Tuesday, November 22, 2016

The Minds of Insects

Hello everyone, Tyler Stading here. I am a biology and psychology double major at UNL!

It may seem odd that someone with a psychology focus would be interested in insects. But you might be interested to know just how intertwined the two are. For instance, one of psychology’s most famous sexuality researchers Alfred Kinsey began his scientific career as an entomologist studying hymenopterans, specifically gall wasps. He was notorious for his methodical nature and meticulous attention to detail, which made his work in psychology all the better!

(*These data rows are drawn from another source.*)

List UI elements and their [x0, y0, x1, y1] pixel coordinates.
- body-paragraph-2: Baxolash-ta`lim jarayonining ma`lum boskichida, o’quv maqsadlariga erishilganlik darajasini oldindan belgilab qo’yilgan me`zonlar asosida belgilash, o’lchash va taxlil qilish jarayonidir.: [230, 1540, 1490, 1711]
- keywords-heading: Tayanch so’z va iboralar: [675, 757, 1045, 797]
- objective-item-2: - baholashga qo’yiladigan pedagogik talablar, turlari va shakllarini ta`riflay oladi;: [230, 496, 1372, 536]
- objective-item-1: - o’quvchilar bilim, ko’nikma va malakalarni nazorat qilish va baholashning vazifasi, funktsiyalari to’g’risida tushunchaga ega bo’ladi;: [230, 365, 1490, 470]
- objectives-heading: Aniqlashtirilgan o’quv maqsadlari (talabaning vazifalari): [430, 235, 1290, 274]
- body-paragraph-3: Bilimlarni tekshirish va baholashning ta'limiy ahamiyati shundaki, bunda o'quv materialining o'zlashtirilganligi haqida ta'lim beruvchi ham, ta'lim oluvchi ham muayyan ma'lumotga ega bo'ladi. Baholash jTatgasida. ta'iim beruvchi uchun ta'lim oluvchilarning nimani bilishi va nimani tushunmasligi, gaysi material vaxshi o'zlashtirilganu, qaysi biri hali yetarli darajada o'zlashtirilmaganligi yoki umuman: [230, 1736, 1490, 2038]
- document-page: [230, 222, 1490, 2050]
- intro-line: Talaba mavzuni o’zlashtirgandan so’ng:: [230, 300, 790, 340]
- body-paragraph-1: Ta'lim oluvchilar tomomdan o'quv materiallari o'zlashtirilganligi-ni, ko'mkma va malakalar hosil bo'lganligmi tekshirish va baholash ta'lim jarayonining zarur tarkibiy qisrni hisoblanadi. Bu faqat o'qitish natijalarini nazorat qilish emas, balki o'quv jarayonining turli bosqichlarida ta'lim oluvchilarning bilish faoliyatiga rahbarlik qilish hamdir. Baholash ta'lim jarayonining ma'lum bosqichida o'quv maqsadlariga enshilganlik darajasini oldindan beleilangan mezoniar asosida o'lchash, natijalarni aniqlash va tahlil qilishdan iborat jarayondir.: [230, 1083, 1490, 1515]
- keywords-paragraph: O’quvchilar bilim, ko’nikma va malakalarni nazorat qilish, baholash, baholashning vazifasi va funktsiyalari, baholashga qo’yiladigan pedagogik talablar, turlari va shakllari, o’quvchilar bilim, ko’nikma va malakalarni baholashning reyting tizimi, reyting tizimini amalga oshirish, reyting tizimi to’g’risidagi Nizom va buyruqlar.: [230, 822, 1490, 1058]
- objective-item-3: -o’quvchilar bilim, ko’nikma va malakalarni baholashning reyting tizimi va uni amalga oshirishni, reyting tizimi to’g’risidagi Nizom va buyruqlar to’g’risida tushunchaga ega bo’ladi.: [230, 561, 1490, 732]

Some arthropods, such as arachnids, have helped psychologists more directly. For instance, researcher Peter Witt better used common garden spiders to better understand the effects of psychoactive drugs on behavior. By giving spiders appropriate doses of drugs such as LSD, marijuana, speed, sedatives, and even caffeine, Witt could later observe how the drugs affected the spider’s web construction the next morning.

Insects can also help us better understand something as complex as memory! In particular, the eusocial honey bee demonstrates complex learning and communication with its unique waggle dance that helps communicate flower position to other bees. This learning behavior is extremely impressive, especially when you consider that bees have about 100,000 x’s fewer neurons than humans (9.6 105 vs 8.6 1010).

More than anything though insects are fascinating, they are one of the most diverse and successful animal clades on the planet! Whether they’re a pet, a pest, or ending up on your dinner plate, everyone has a reason to be interested in these amazing and ubiquitous animals!